Eine lange Leitung haben – im Bereich der Technik durchaus kein Nachteil. Und aktuell sogar wichtiger denn je bei der Entsorgung von entwässerten Klärschlämmen. 1,8 Mio. t fallen davon jährlich im Bundesgebiet an und müssen weiterverarbeitet werden – ob in der thermischen Aufbereitung, im Recycling oder in der Landwirtschaft. Nach der 2017 in Kraft getretenen Klärschlammverordnung (AbfKlärV) wird es immer öfter erforderlich, Klärschlamme über längere Entfernungen, zum Beispiel zur Phosphatrückgewinnungsanlage, zu transportieren. Für Kläranlagen im Land könnte der Einsatz des neuen Systems somit unter vielen Aspekten interessant sein. Die Smart Air Injection (SAI) erlaubt Streckenlängen bis zu einem Kilometer und ist besonders wirtschaftlich, denn die Gesamtinvestitionskosten wie auch der Folgeaufwand und Betriebskosten sind vergleichsweise gering.

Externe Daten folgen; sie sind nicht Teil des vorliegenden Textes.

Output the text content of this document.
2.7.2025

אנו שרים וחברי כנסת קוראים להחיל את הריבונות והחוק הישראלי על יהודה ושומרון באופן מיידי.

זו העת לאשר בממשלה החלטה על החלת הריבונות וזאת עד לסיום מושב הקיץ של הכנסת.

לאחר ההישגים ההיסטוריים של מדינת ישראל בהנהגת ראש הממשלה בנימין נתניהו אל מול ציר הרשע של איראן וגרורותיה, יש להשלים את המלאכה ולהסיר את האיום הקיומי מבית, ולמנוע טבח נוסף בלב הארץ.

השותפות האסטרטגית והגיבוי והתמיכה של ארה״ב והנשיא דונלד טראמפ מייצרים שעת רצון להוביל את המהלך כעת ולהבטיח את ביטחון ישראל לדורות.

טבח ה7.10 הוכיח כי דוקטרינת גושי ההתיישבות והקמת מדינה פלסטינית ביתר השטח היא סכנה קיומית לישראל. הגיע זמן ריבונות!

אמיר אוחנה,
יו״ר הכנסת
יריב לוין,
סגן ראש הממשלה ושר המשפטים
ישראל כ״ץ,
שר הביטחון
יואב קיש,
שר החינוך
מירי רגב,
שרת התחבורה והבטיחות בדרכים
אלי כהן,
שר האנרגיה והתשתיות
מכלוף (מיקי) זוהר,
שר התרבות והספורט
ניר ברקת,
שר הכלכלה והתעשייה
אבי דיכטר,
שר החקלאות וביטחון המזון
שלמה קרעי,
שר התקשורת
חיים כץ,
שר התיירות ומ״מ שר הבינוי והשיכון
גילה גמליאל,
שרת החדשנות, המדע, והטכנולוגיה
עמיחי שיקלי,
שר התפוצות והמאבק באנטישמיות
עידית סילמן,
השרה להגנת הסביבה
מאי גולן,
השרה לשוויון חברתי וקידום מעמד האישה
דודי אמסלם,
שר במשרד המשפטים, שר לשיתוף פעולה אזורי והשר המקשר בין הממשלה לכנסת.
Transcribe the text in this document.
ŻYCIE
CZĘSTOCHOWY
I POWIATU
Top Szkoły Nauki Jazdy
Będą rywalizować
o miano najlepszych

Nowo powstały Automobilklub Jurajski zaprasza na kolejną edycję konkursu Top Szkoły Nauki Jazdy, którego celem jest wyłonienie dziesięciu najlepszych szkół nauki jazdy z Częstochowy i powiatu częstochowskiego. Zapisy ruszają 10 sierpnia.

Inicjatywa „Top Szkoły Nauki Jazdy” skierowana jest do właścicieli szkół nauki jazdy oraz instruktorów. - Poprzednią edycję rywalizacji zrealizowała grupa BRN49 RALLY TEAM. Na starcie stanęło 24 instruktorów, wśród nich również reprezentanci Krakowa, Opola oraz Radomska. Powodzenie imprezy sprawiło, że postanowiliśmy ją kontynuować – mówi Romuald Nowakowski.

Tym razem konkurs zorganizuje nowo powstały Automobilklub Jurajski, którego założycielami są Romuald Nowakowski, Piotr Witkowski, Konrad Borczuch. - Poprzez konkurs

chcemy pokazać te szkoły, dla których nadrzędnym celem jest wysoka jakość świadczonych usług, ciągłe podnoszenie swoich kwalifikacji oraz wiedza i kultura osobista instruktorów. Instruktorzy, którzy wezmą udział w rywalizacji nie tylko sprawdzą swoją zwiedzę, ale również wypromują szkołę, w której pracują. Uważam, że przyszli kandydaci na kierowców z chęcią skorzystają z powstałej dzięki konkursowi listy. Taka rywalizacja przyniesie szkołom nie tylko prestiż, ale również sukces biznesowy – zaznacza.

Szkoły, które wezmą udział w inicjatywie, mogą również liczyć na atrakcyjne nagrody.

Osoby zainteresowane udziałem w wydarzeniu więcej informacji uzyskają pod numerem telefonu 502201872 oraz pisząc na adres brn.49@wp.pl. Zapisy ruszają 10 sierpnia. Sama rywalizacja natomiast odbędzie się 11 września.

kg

Hohe Kosten für klassische Fördersysteme

Die Förderung von entwässerten Schlämmen über lange Distanzen stellt große Herausforderungen an die kommunale Abwasseraufbereitung: Aufgrund der hohen Viskosität und Abrasivität des Mediums muss ein erheblicher Druckverlust in der Förderleitung überwunden werden. Zum einen werden hierfür sequenzielle Förderlösungen mit mehreren Antrieben eingesetzt, wie z. B. Förderbänder oder Schneckenförderer. Diese nutzen jedoch mehrere Antriebe, was den Energieverbrauch und den Wartungsaufwand erhöht. Häufig sind diese Fördergeräte zudem offen zur Umgebung ausgeführt – mit Folgen wie Geruchsbelästigung oder Wiederverwässerung durch Regen. Außerdem sind sie bei vertikalem oder verwinkeltem Transport ineffizient. Alternativ werden geschlossene Rohrleitungen in Verbindung mit mehrstufigen Exzenterschneckenpumpen oder zum Teil auch Kolbenpumpen eingesetzt, die sich besonders für hochviskose Medien und hohe Drücke eignen. Die Investitionen dafür sind vergleichsweise hoch, da druckstabile Rohrleitungen (zum Teil mehr als PN100) notwendig sind. Die relativ hohen Antriebsleistungen sorgen zudem für einen hohen Energiebedarf. Außerdem ist der Wartungsaufwand insbesondere beim Einsatz von Kolbenpumpen hoch, und im Wartungsfall entstehen große Ausfallzeiten.

Die neue Förderlösung

Bei der Smart Air Injection entfallen solche Nachteile. Bei diesem System wird zur Schlammförderung zunächst eine Schlammsäule über eine Trichterpumpe von Seepex in der Druckleitung verdichtet und komprimiert (Bild 2a und b). Diese wird anschließend über gepulste Druckluft­injektionen weitergefördert (Bild 2c). Der Zeitpunkt für die Luftinjektionen erfolgt druckgesteuert über einen für die jeweilige Anwendung optimierten Algorithmus (Bild 3). Die pneumatisch transportierte Schlammsäule wird zusätzlich mit einer Polymerlösung ummantelt. Damit wird die Rohrreibung reduziert, wodurch die Energieeffizienz des Gesamtsystems steigt.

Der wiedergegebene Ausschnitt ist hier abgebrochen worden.